A solution: FHIR case report application
Our approach, demonstrated here, builds on growing momentum across the healthcare industry to leverage open data standards, like the FHIR (Fast Healthcare Interoperability Resources) specification. Initiatives like the Argonaut Project and further enhancements to the FHIR API led by SMART Health IT have created a foundation for technology companies, hospital systems, and government health agencies to innovate and create applications that make effective use of the rich data in Electronic Medical Record (EMR) systems.
Recognizing that clinicians often already have access to many elements of a patient’s case report in their EMR system, our team created a new FHIR-based case report form that hospital systems can register with their EMR systems to be able to securely query data using the FHIR API. This allows clinicians to pre-populate de-identified patient data into a CDC-compliant case report template to more easily comply with public health authority regulations to report notifiable conditions. Granular access controls ensure that only data the clinician is authorized to access via the hospital’s EMR system is transferred into the case report template; this data is not retained or housed within the case report platform. In practice, this alleviates the administrative burden placed on clinicians at the point-of-care, as well as saving local agencies time parsing and packaging the relevant information. Moreover, it homogenizes the data to be more easily collected and monitored by overseeing federal agencies, taking a critical step towards standardized reporting.
While the FHIR specification makes it easy for hospitals to adopt and utilize a new case report form, the true potential of this information emerges when agencies leverage the data in concert with other vital information related to COVID-19 containment efforts. Integrating siloed data sources into a common operating picture, local and federal health agencies could coordinate supply chain logistics for critical equipment like ventilators, identify vulnerable populations in emerging hotspots, and mitigate the economic impact on businesses and employees.

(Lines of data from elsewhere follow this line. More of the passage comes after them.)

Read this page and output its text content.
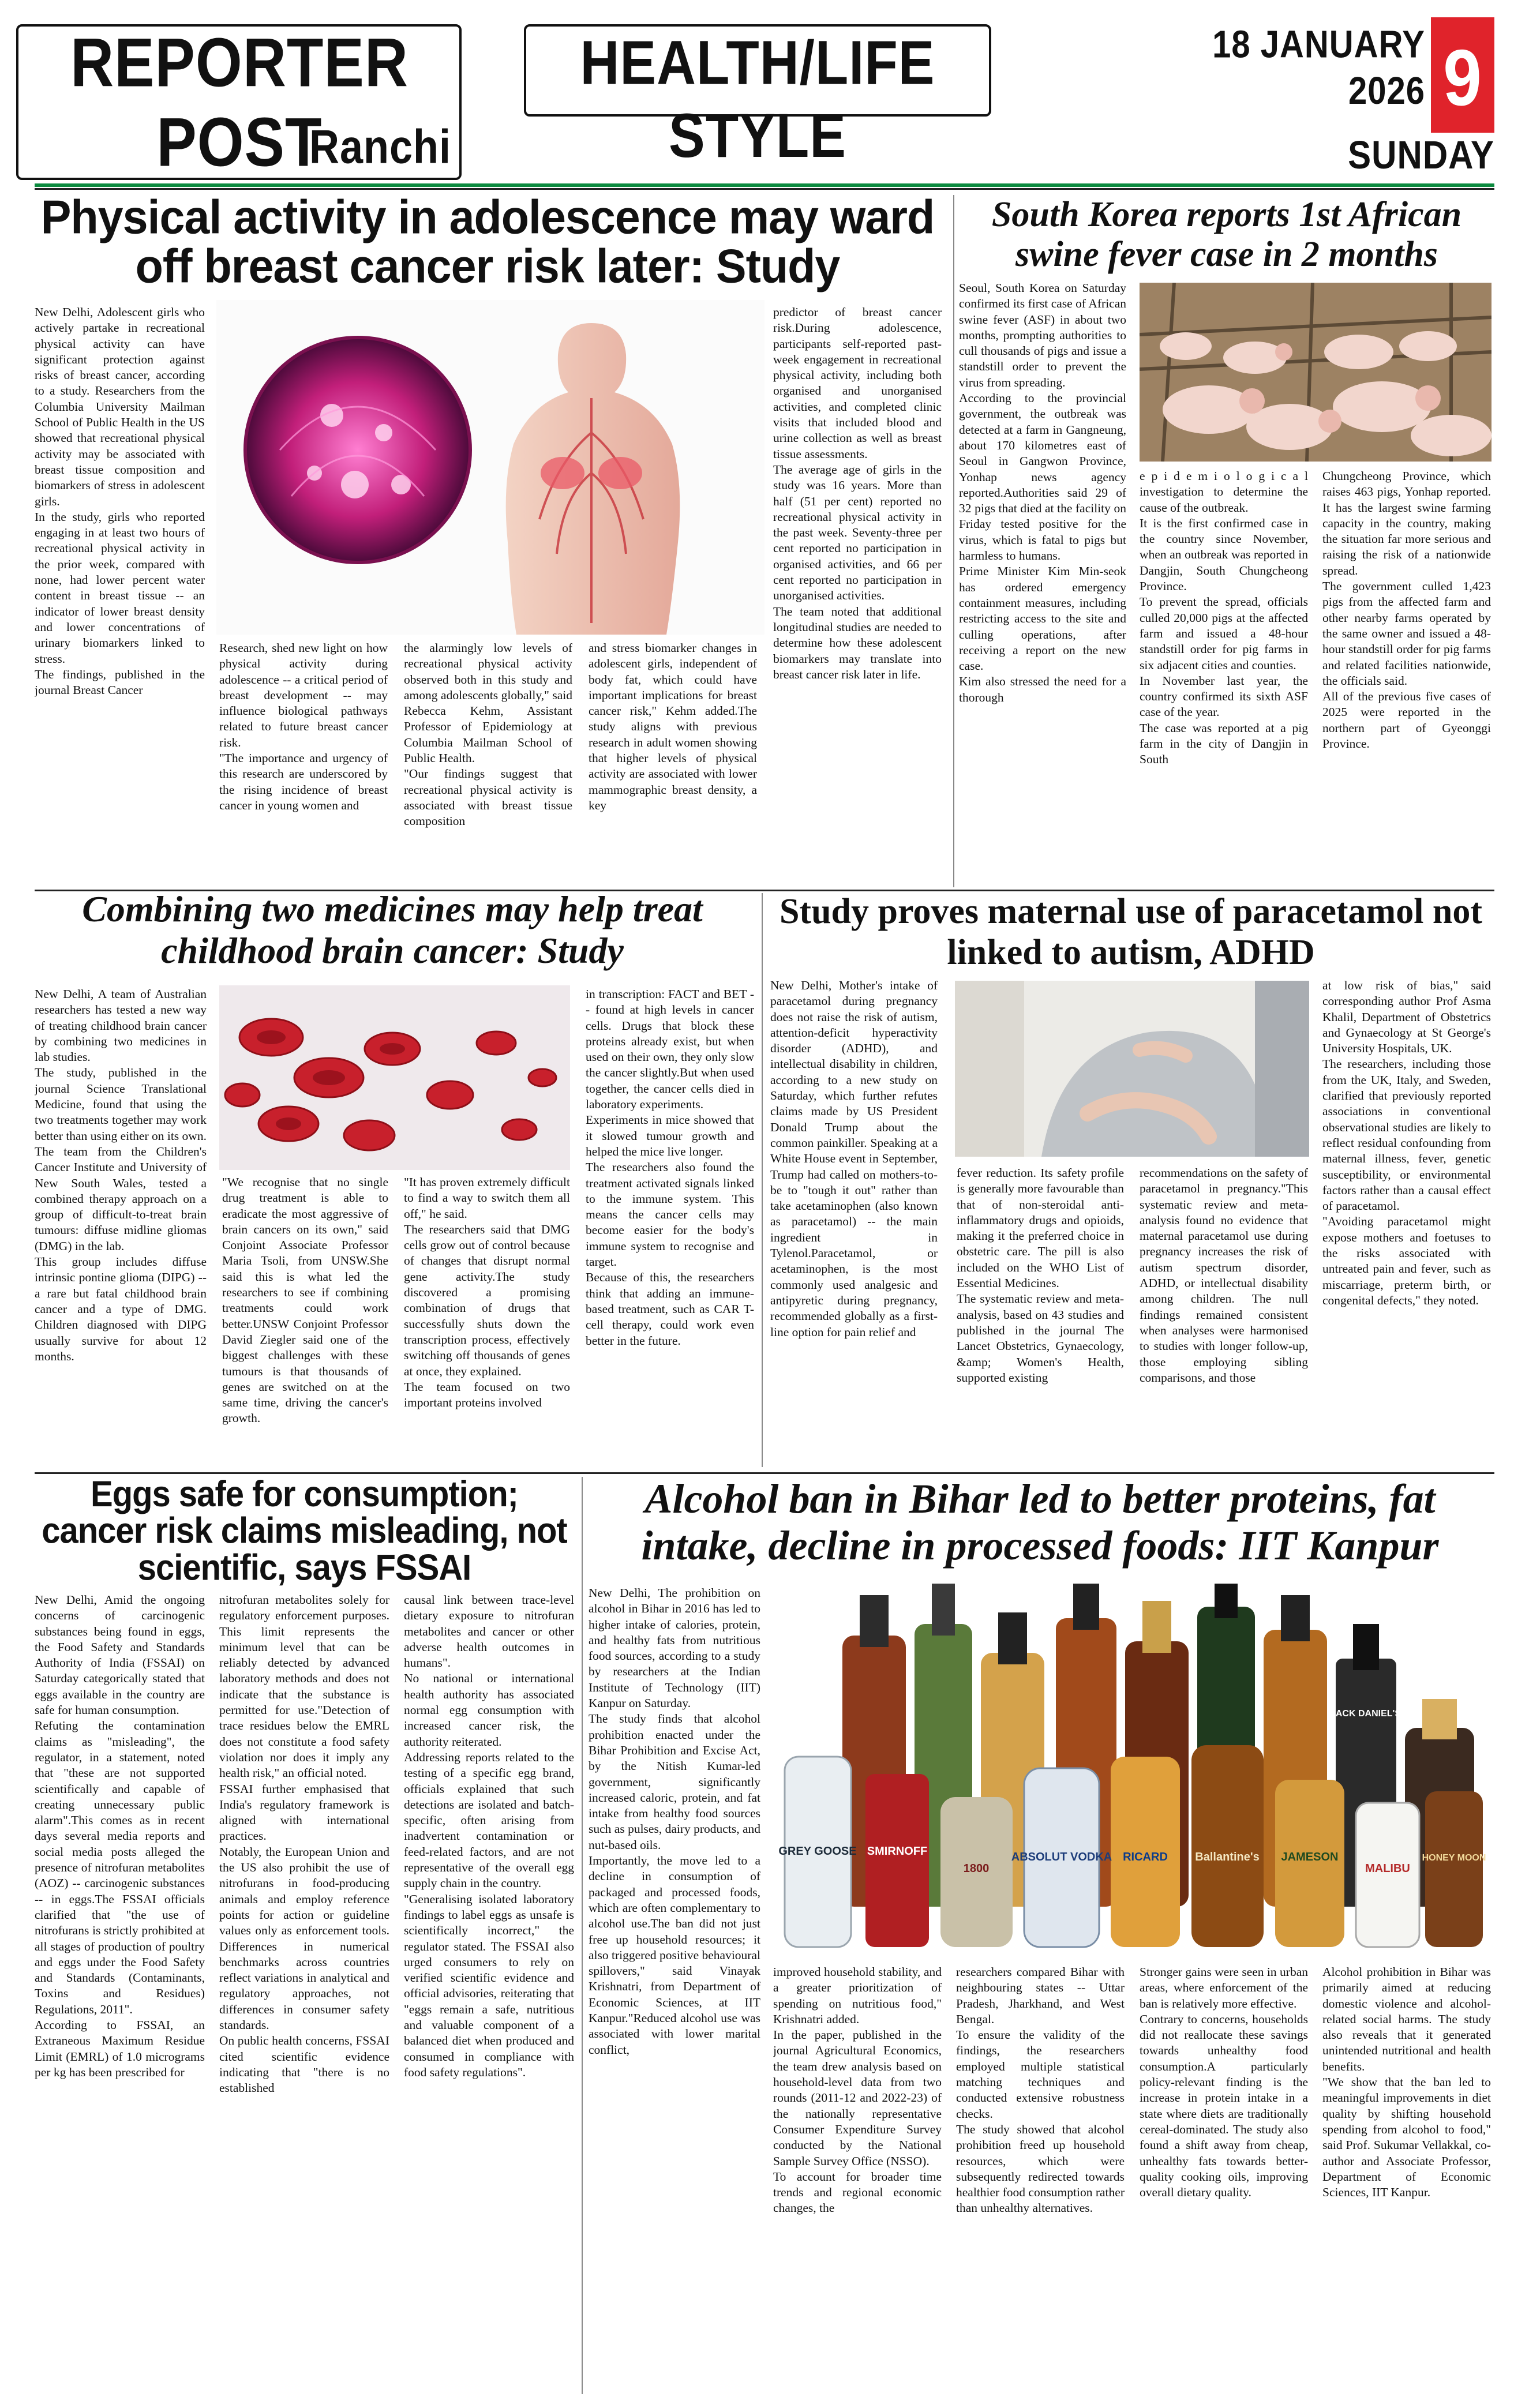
REPORTER POST
Ranchi
HEALTH/LIFE STYLE
18 JANUARY 2026 9
SUNDAY
Physical activity in adolescence may ward off breast cancer risk later: Study

New Delhi, Adolescent girls who actively partake in recreational physical activity can have significant protection against risks of breast cancer, according to a study. Researchers from the Columbia University Mailman School of Public Health in the US showed that recreational physical activity may be associated with breast tissue composition and biomarkers of stress in adolescent girls.
In the study, girls who reported engaging in at least two hours of recreational physical activity in the prior week, compared with none, had lower percent water content in breast tissue -- an indicator of lower breast density and lower concentrations of urinary biomarkers linked to stress.
The findings, published in the journal Breast Cancer

Research, shed new light on how physical activity during adolescence -- a critical period of breast development -- may influence biological pathways related to future breast cancer risk.
"The importance and urgency of this research are underscored by the rising incidence of breast cancer in young women and

the alarmingly low levels of recreational physical activity observed both in this study and among adolescents globally," said Rebecca Kehm, Assistant Professor of Epidemiology at Columbia Mailman School of Public Health.
"Our findings suggest that recreational physical activity is associated with breast tissue composition

and stress biomarker changes in adolescent girls, independent of body fat, which could have important implications for breast cancer risk," Kehm added.The study aligns with previous research in adult women showing that higher levels of physical activity are associated with lower mammographic breast density, a key

predictor of breast cancer risk.During adolescence, participants self-reported past-week engagement in recreational physical activity, including both organised and unorganised activities, and completed clinic visits that included blood and urine collection as well as breast tissue assessments.
The average age of girls in the study was 16 years. More than half (51 per cent) reported no recreational physical activity in the past week. Seventy-three per cent reported no participation in organised activities, and 66 per cent reported no participation in unorganised activities.
The team noted that additional longitudinal studies are needed to determine how these adolescent biomarkers may translate into breast cancer risk later in life.

South Korea reports 1st African swine fever case in 2 months

Seoul, South Korea on Saturday confirmed its first case of African swine fever (ASF) in about two months, prompting authorities to cull thousands of pigs and issue a standstill order to prevent the virus from spreading.
According to the provincial government, the outbreak was detected at a farm in Gangneung, about 170 kilometres east of Seoul in Gangwon Province, Yonhap news agency reported.Authorities said 29 of 32 pigs that died at the facility on Friday tested positive for the virus, which is fatal to pigs but harmless to humans.
Prime Minister Kim Min-seok has ordered emergency containment measures, including restricting access to the site and culling operations, after receiving a report on the new case.
Kim also stressed the need for a thorough

e p i d e m i o l o g i c a l investigation to determine the cause of the outbreak.
It is the first confirmed case in the country since November, when an outbreak was reported in Dangjin, South Chungcheong Province.
To prevent the spread, officials culled 20,000 pigs at the affected farm and issued a 48-hour standstill order for pig farms in six adjacent cities and counties.
In November last year, the country confirmed its sixth ASF case of the year.
The case was reported at a pig farm in the city of Dangjin in South

Chungcheong Province, which raises 463 pigs, Yonhap reported. It has the largest swine farming capacity in the country, making the situation far more serious and raising the risk of a nationwide spread.
The government culled 1,423 pigs from the affected farm and other nearby farms operated by the same owner and issued a 48-hour standstill order for pig farms and related facilities nationwide, the officials said.
All of the previous five cases of 2025 were reported in the northern part of Gyeonggi Province.

Combining two medicines may help treat childhood brain cancer: Study

New Delhi, A team of Australian researchers has tested a new way of treating childhood brain cancer by combining two medicines in lab studies.
The study, published in the journal Science Translational Medicine, found that using the two treatments together may work better than using either on its own.
The team from the Children's Cancer Institute and University of New South Wales, tested a combined therapy approach on a group of difficult-to-treat brain tumours: diffuse midline gliomas (DMG) in the lab.
This group includes diffuse intrinsic pontine glioma (DIPG) -- a rare but fatal childhood brain cancer and a type of DMG. Children diagnosed with DIPG usually survive for about 12 months.

"We recognise that no single drug treatment is able to eradicate the most aggressive of brain cancers on its own," said Conjoint Associate Professor Maria Tsoli, from UNSW.She said this is what led the researchers to see if combining treatments could work better.UNSW Conjoint Professor David Ziegler said one of the biggest challenges with these tumours is that thousands of genes are switched on at the same time, driving the cancer's growth.

"It has proven extremely difficult to find a way to switch them all off," he said.
The researchers said that DMG cells grow out of control because of changes that disrupt normal gene activity.The study discovered a promising combination of drugs that successfully shuts down the transcription process, effectively switching off thousands of genes at once, they explained.
The team focused on two important proteins involved

in transcription: FACT and BET -- found at high levels in cancer cells. Drugs that block these proteins already exist, but when used on their own, they only slow the cancer slightly.But when used together, the cancer cells died in laboratory experiments.
Experiments in mice showed that it slowed tumour growth and helped the mice live longer.
The researchers also found the treatment activated signals linked to the immune system. This means the cancer cells may become easier for the body's immune system to recognise and target.
Because of this, the researchers think that adding an immune-based treatment, such as CAR T-cell therapy, could work even better in the future.

Study proves maternal use of paracetamol not linked to autism, ADHD

New Delhi, Mother's intake of paracetamol during pregnancy does not raise the risk of autism, attention-deficit hyperactivity disorder (ADHD), and intellectual disability in children, according to a new study on Saturday, which further refutes claims made by US President Donald Trump about the common painkiller. Speaking at a White House event in September, Trump had called on mothers-to-be to "tough it out" rather than take acetaminophen (also known as paracetamol) -- the main ingredient in Tylenol.Paracetamol, or acetaminophen, is the most commonly used analgesic and antipyretic during pregnancy, recommended globally as a first-line option for pain relief and

fever reduction. Its safety profile is generally more favourable than that of non-steroidal anti-inflammatory drugs and opioids, making it the preferred choice in obstetric care. The pill is also included on the WHO List of Essential Medicines.
The systematic review and meta-analysis, based on 43 studies and published in the journal The Lancet Obstetrics, Gynaecology, &amp; Women's Health, supported existing

recommendations on the safety of paracetamol in pregnancy."This systematic review and meta-analysis found no evidence that maternal paracetamol use during pregnancy increases the risk of autism spectrum disorder, ADHD, or intellectual disability among children. The null findings remained consistent when analyses were harmonised to studies with longer follow-up, those employing sibling comparisons, and those

at low risk of bias," said corresponding author Prof Asma Khalil, Department of Obstetrics and Gynaecology at St George's University Hospitals, UK.
The researchers, including those from the UK, Italy, and Sweden, clarified that previously reported associations in conventional observational studies are likely to reflect residual confounding from maternal illness, fever, genetic susceptibility, or environmental factors rather than a causal effect of paracetamol.
"Avoiding paracetamol might expose mothers and foetuses to the risks associated with untreated pain and fever, such as miscarriage, preterm birth, or congenital defects," they noted.

Eggs safe for consumption; cancer risk claims misleading, not scientific, says FSSAI

New Delhi, Amid the ongoing concerns of carcinogenic substances being found in eggs, the Food Safety and Standards Authority of India (FSSAI) on Saturday categorically stated that eggs available in the country are safe for human consumption.
Refuting the contamination claims as "misleading", the regulator, in a statement, noted that "these are not supported scientifically and capable of creating unnecessary public alarm".This comes as in recent days several media reports and social media posts alleged the presence of nitrofuran metabolites (AOZ) -- carcinogenic substances -- in eggs.The FSSAI officials clarified that "the use of nitrofurans is strictly prohibited at all stages of production of poultry and eggs under the Food Safety and Standards (Contaminants, Toxins and Residues) Regulations, 2011".
According to FSSAI, an Extraneous Maximum Residue Limit (EMRL) of 1.0 micrograms per kg has been prescribed for

nitrofuran metabolites solely for regulatory enforcement purposes. This limit represents the minimum level that can be reliably detected by advanced laboratory methods and does not indicate that the substance is permitted for use."Detection of trace residues below the EMRL does not constitute a food safety violation nor does it imply any health risk," an official noted.
FSSAI further emphasised that India's regulatory framework is aligned with international practices.
Notably, the European Union and the US also prohibit the use of nitrofurans in food-producing animals and employ reference points for action or guideline values only as enforcement tools. Differences in numerical benchmarks across countries reflect variations in analytical and regulatory approaches, not differences in consumer safety standards.
On public health concerns, FSSAI cited scientific evidence indicating that "there is no established

causal link between trace-level dietary exposure to nitrofuran metabolites and cancer or other adverse health outcomes in humans".
No national or international health authority has associated normal egg consumption with increased cancer risk, the authority reiterated.
Addressing reports related to the testing of a specific egg brand, officials explained that such detections are isolated and batch-specific, often arising from inadvertent contamination or feed-related factors, and are not representative of the overall egg supply chain in the country.
"Generalising isolated laboratory findings to label eggs as unsafe is scientifically incorrect," the regulator stated. The FSSAI also urged consumers to rely on verified scientific evidence and official advisories, reiterating that "eggs remain a safe, nutritious and valuable component of a balanced diet when produced and consumed in compliance with food safety regulations".

Alcohol ban in Bihar led to better proteins, fat intake, decline in processed foods: IIT Kanpur

New Delhi, The prohibition on alcohol in Bihar in 2016 has led to higher intake of calories, protein, and healthy fats from nutritious food sources, according to a study by researchers at the Indian Institute of Technology (IIT) Kanpur on Saturday.
The study finds that alcohol prohibition enacted under the Bihar Prohibition and Excise Act, by the Nitish Kumar-led government, significantly increased caloric, protein, and fat intake from healthy food sources such as pulses, dairy products, and nut-based oils.
Importantly, the move led to a decline in consumption of packaged and processed foods, which are often complementary to alcohol use.The ban did not just free up household resources; it also triggered positive behavioural spillovers," said Vinayak Krishnatri, from Department of Economic Sciences, at IIT Kanpur."Reduced alcohol use was associated with lower marital conflict,

GREY GOOSE SMIRNOFF
1800
ABSOLUT VODKA RICARD Ballantine's JAMESON
MALIBU
JACK DANIEL'S
HONEY MOON

improved household stability, and a greater prioritization of spending on nutritious food," Krishnatri added.
In the paper, published in the journal Agricultural Economics, the team drew analysis based on household-level data from two rounds (2011-12 and 2022-23) of the nationally representative Consumer Expenditure Survey conducted by the National Sample Survey Office (NSSO).
To account for broader time trends and regional economic changes, the

researchers compared Bihar with neighbouring states -- Uttar Pradesh, Jharkhand, and West Bengal.
To ensure the validity of the findings, the researchers employed multiple statistical matching techniques and conducted extensive robustness checks.
The study showed that alcohol prohibition freed up household resources, which were subsequently redirected towards healthier food consumption rather than unhealthy alternatives.

Stronger gains were seen in urban areas, where enforcement of the ban is relatively more effective.
Contrary to concerns, households did not reallocate these savings towards unhealthy food consumption.A particularly policy-relevant finding is the increase in protein intake in a state where diets are traditionally cereal-dominated. The study also found a shift away from cheap, unhealthy fats towards better-quality cooking oils, improving overall dietary quality.

Alcohol prohibition in Bihar was primarily aimed at reducing domestic violence and alcohol-related social harms. The study also reveals that it generated unintended nutritional and health benefits.
"We show that the ban led to meaningful improvements in diet quality by shifting household spending from alcohol to food," said Prof. Sukumar Vellakkal, co-author and Associate Professor, Department of Economic Sciences, IIT Kanpur.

This isn’t just theory — it’s a product. The FHIR Case Report app is ready to launch, deployable quickly to help hospitals, local, state, and federal agencies collaborate and save lives. As more health organizations participate in a standards-compliant data sharing infrastructure, this value only compounds, expediting the identification of emerging diseases by employing passive outbreak monitoring systems tied to EMR data — ultimately making viruses more traceable, and, therefore, easily combated.